Plutôt que d’encourager l’idée d’un déterminisme pur – selon lequel l’écoute de musiques violentes rendrait violent –, il faudrait plutôt parler d’un choix esthétique global, organisé autour de la notion de chaos : la musique fait voler en éclats les normes esthétiques de même que l’on valorise la destruction d’un certain ordre social. En intégrant une communauté grindcore, on choisit donc une esthétique dans son ensemble, et la musique ne sert que de porte d’entrée dans un univers peuplé de codes et de rites. Supporter la douleur physique liée à l’écoute de Carcass par exemple, c’est montrer qu’on est apte à entrer dans une communauté érigeant le désordre au rang de valeur. Plus que l’élément déclenchant l’adhésion à certaines valeurs, la musique serait simplement une étape – la plus importante, une sorte de « rite de passage » – préalable à l’intégration d’un univers soudé autour de l’esthétique du chaos. Vue sous cet angle, la musique n’engendre pas le militantisme, elle n’est qu’un élément parmi d’autres dans un système esthétique où les valeurs, les modes de vie sont eux aussi le produit de choix esthétiques bien plus que politiques.
Enfin, envisager l’expérience du grindcore comme une simple expérience physiologique, et supposer du coup un déterminisme lié à cette expérience (qui produirait nécessairement tel effet et engendrerait tel comportement), n’est-ce pas refuser à cette musique le statut d’œuvre d’art, et la considérer comme un simple stimulus physique[2] ? Si ces musiques extrêmes produisent effectivement une réaction physique chez l’auditeur, cette dimension physique ne peut pas être la seule composante de l’expérience de l’auditeur. Il y a donc un autre élément à prendre en compte dans l’expérience que l’on fait de ces œuvres : la réflexivité. L’auditeur fait une expérience esthétique parce qu’il peut s’observer lui-même en tant qu’il est modifié par la musique. C’est l’expérience de cette modification de l’auditeur par la musique – effet de transe, expression de pulsions habituellement tues – qui constitue l’expérience esthétique, et non la réaction physique immédiatement provoquée par l’écoute.

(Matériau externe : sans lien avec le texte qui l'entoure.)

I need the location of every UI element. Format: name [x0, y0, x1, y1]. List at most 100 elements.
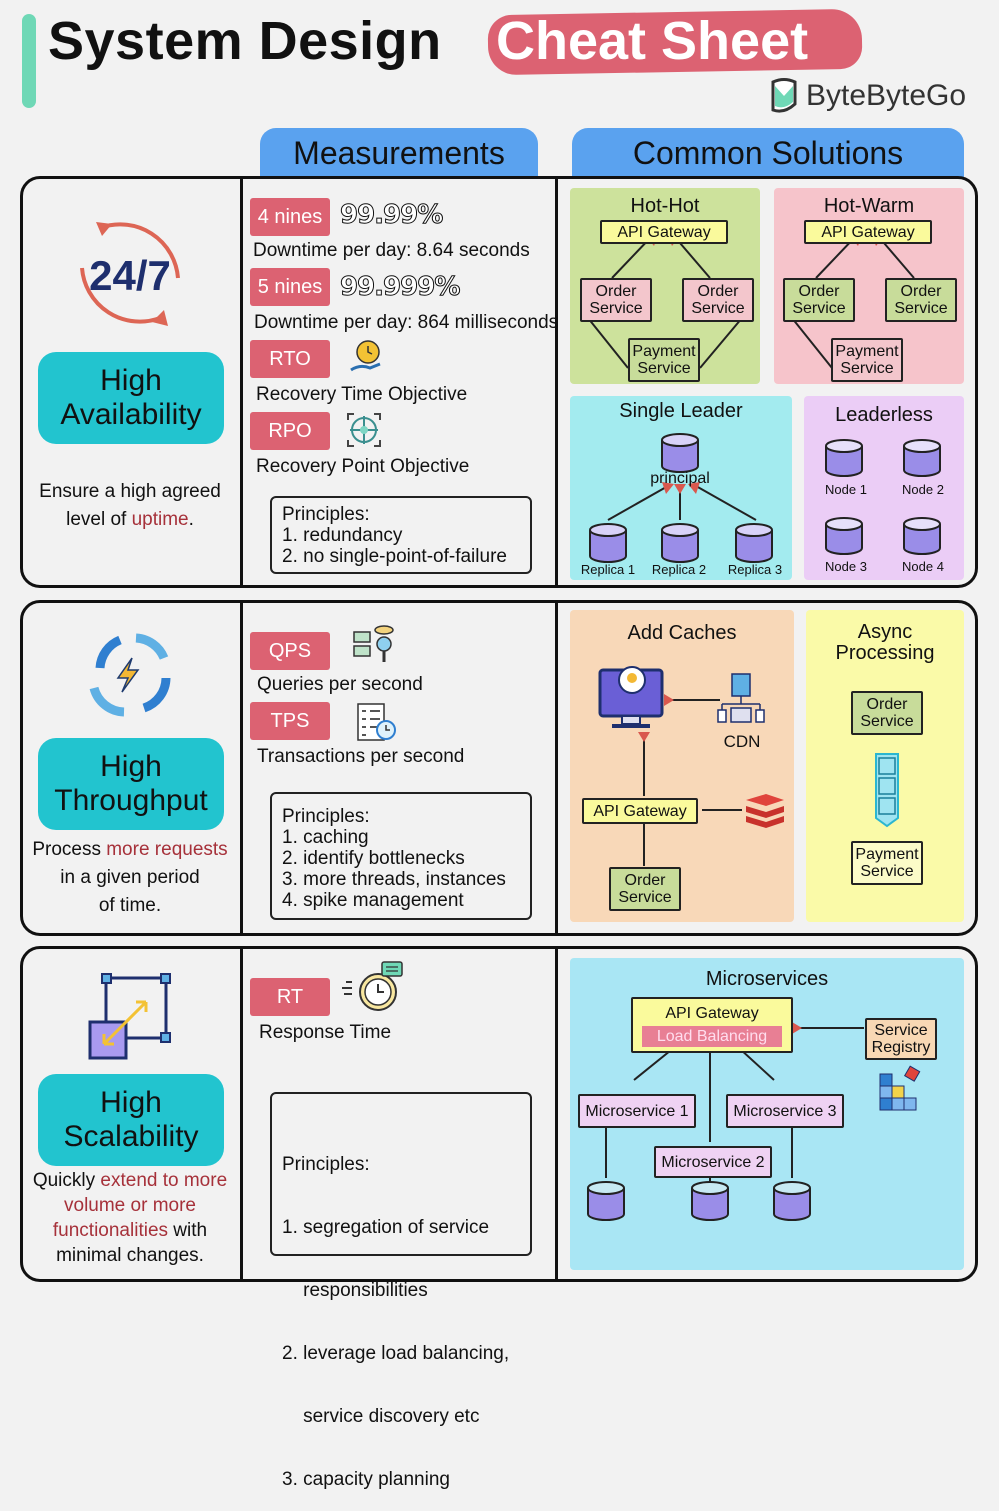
- category-title-line1: High: [100, 750, 162, 783]
- stopwatch-icon: [342, 961, 403, 1011]
- principle-item: 4. spike management: [282, 890, 464, 911]
- downtime-4-nines: Downtime per day: 8.64 seconds: [253, 240, 530, 261]
- message-queue-icon: [875, 753, 899, 828]
- divider: [240, 178, 243, 586]
- api-gateway-label: API Gateway: [665, 1005, 759, 1022]
- category-title-line1: High: [100, 1086, 162, 1119]
- redis-cache-icon: [746, 794, 784, 828]
- throughput-cycle-icon: [89, 633, 171, 717]
- category-title-line2: Availability: [60, 398, 202, 431]
- scale-resize-icon: [88, 973, 171, 1060]
- async-title: Async Processing: [806, 622, 964, 664]
- category-high-scalability: High Scalability: [38, 1074, 224, 1166]
- category-title-line2: Throughput: [54, 784, 208, 817]
- desc-line: Ensure a high agreed: [39, 481, 221, 502]
- database-icon: [903, 439, 941, 477]
- principle-item: 1. caching: [282, 827, 369, 848]
- principles-heading: Principles:: [282, 1154, 370, 1175]
- replica-label: Replica 3: [727, 562, 783, 577]
- database-icon: [735, 523, 773, 563]
- replica-label: Replica 1: [580, 562, 636, 577]
- caches-order-service: Order Service: [609, 867, 681, 911]
- value-5-nines: 99.999%: [339, 272, 460, 303]
- cdn-server-icon: [717, 673, 765, 723]
- principle-item: 2. no single-point-of-failure: [282, 546, 507, 567]
- column-header-solutions: Common Solutions: [572, 128, 964, 178]
- badge-rpo: RPO: [250, 412, 330, 450]
- database-icon: [589, 523, 627, 563]
- 24-7-icon: 24/7: [80, 222, 180, 326]
- desc-text: Quickly: [32, 1170, 101, 1191]
- desc-highlight: volume or more: [64, 1195, 196, 1216]
- database-icon: [587, 1181, 625, 1221]
- principal-label: principal: [650, 470, 710, 487]
- badge-5-nines: 5 nines: [250, 268, 330, 306]
- desc-highlight: uptime: [131, 509, 189, 530]
- cdn-label: CDN: [723, 732, 761, 751]
- brand-name: ByteByteGo: [806, 79, 967, 112]
- replica-label: Replica 2: [651, 562, 707, 577]
- async-title-line1: Async: [857, 621, 913, 643]
- page-title: System Design: [48, 11, 442, 71]
- hot-hot-payment-service: Payment Service: [628, 338, 700, 382]
- page-title-highlight: Cheat Sheet: [496, 11, 809, 71]
- database-icon: [661, 523, 699, 563]
- principle-item: 3. capacity planning: [282, 1469, 450, 1490]
- desc-line: functionalities with: [24, 1218, 236, 1243]
- divider: [240, 948, 243, 1280]
- microservice-2: Microservice 2: [654, 1146, 772, 1178]
- desc-line: in a given period: [60, 867, 200, 888]
- desc-line: level of uptime.: [24, 506, 236, 534]
- desc-line: Process more requests: [24, 836, 236, 864]
- service-registry: Service Registry: [865, 1018, 937, 1060]
- 24-7-text: 24/7: [89, 252, 171, 299]
- downtime-5-nines: Downtime per day: 864 milliseconds: [254, 312, 559, 333]
- desc-text: .: [188, 509, 194, 530]
- category-title-line1: High: [100, 364, 162, 397]
- checklist-clock-icon: [357, 703, 396, 741]
- registry-blocks-icon: [879, 1065, 921, 1111]
- desc-text: level of: [66, 509, 132, 530]
- database-icon: [773, 1181, 811, 1221]
- column-header-measurements: Measurements: [260, 128, 538, 178]
- desc-highlight: more requests: [106, 839, 228, 860]
- qps-label: Queries per second: [257, 674, 423, 695]
- load-balancing-label: Load Balancing: [642, 1026, 782, 1047]
- bytebytego-logo-icon: [771, 78, 797, 113]
- scalability-description: Quickly extend to more volume or more fu…: [24, 1168, 236, 1268]
- hot-warm-api-gateway: API Gateway: [804, 220, 932, 244]
- target-icon: [347, 413, 381, 447]
- tps-label: Transactions per second: [257, 746, 465, 767]
- hot-hot-api-gateway: API Gateway: [600, 220, 728, 244]
- micro-api-gateway: API Gateway Load Balancing: [631, 997, 793, 1053]
- single-leader-diagram: [589, 433, 773, 563]
- principle-item: 2. identify bottlenecks: [282, 848, 465, 869]
- title-accent-bar: [22, 14, 36, 108]
- badge-rt: RT: [250, 978, 330, 1016]
- desc-line: minimal changes.: [56, 1245, 204, 1266]
- async-title-line2: Processing: [835, 642, 935, 664]
- rpo-label: Recovery Point Objective: [256, 456, 470, 477]
- desc-line: Quickly extend to more: [24, 1168, 236, 1193]
- principle-item: 3. more threads, instances: [282, 869, 506, 890]
- add-caches-diagram: [598, 666, 784, 866]
- brand: ByteByteGo: [770, 78, 966, 114]
- database-icon: [691, 1181, 729, 1221]
- node-label: Node 2: [902, 482, 944, 497]
- database-icon: [903, 517, 941, 555]
- database-search-icon: [353, 625, 394, 662]
- hot-hot-order-service-2: Order Service: [682, 278, 754, 322]
- caches-api-gateway: API Gateway: [582, 798, 698, 824]
- microservice-1: Microservice 1: [578, 1094, 696, 1128]
- divider: [555, 178, 558, 586]
- availability-principles: Principles: 1. redundancy 2. no single-p…: [270, 496, 532, 574]
- badge-qps: QPS: [250, 632, 330, 670]
- microservice-3: Microservice 3: [726, 1094, 844, 1128]
- rt-label: Response Time: [259, 1022, 392, 1043]
- throughput-description: Process more requests in a given period …: [24, 836, 236, 920]
- node-label: Node 4: [902, 559, 944, 574]
- category-high-throughput: High Throughput: [38, 738, 224, 830]
- scalability-principles: Principles: 1. segregation of service re…: [270, 1092, 532, 1490]
- principle-item: service discovery etc: [282, 1406, 480, 1427]
- principle-item: 1. segregation of service: [282, 1217, 490, 1238]
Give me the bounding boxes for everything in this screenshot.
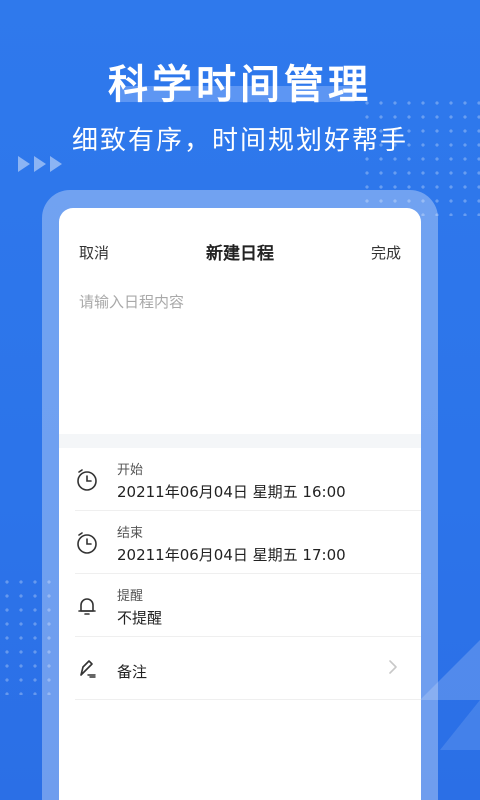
start-time-row[interactable]: 开始 20211年06月04日 星期五 16:00 (75, 448, 421, 511)
end-time-row[interactable]: 结束 20211年06月04日 星期五 17:00 (75, 511, 421, 574)
schedule-content-input[interactable] (79, 293, 401, 311)
section-gap (59, 434, 421, 448)
content-area (59, 292, 421, 434)
start-value: 20211年06月04日 星期五 16:00 (117, 483, 346, 501)
page-title: 新建日程 (206, 244, 274, 264)
reminder-row[interactable]: 提醒 不提醒 (75, 574, 421, 637)
pencil-icon (80, 660, 96, 678)
reminder-label: 提醒 (117, 589, 144, 604)
chevron-right-icon (389, 660, 397, 674)
start-label: 开始 (117, 463, 144, 478)
reminder-value: 不提醒 (117, 609, 163, 627)
done-button[interactable]: 完成 (371, 242, 401, 263)
note-row[interactable]: 备注 (75, 637, 421, 700)
schedule-card: 取消 新建日程 完成 开始 20211年06月04日 星期五 16:00 结束 … (59, 208, 421, 800)
arrows-decoration (18, 156, 62, 172)
clock-icon (77, 469, 97, 491)
end-value: 20211年06月04日 星期五 17:00 (117, 546, 346, 564)
end-label: 结束 (117, 526, 144, 541)
bell-icon (78, 598, 96, 615)
nav-bar: 取消 新建日程 完成 (59, 208, 421, 292)
note-label: 备注 (117, 663, 148, 681)
clock-icon (77, 532, 97, 554)
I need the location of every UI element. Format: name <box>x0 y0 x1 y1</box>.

Ainsi, attribuer aux œuvres d’art la responsabilité de l’action des auditeurs, c’est les destituer de leur statut d’œuvre d’art. Considérer qu’une œuvre détermine une action, c’est considérer qu’elle n’est pas une œuvre – tout au plus un stimulus, un outil de propagande. A partir du moment où il y a expérience esthétique et donc retour sur soi, retour sur l’expérience de l’œuvre, on sort de la chaîne des déterminismes.
Appendices
Notes
-
[1]
Propos recueillis dans l’ouvrage d’Albert Mudrian Choosing Death : l’histoire du death metal et du grindcore, éditions Camion Blanc.
-
[2]
Hannah Arendt commentant Kant dans le chapitre « La Crise de la culture » de La Crise de la culture insiste sur l’autonomie de l’œuvre et la nécessité de la préserver du cycle biologique, au risque de lui faire perdre son statut d’œuvre d’art.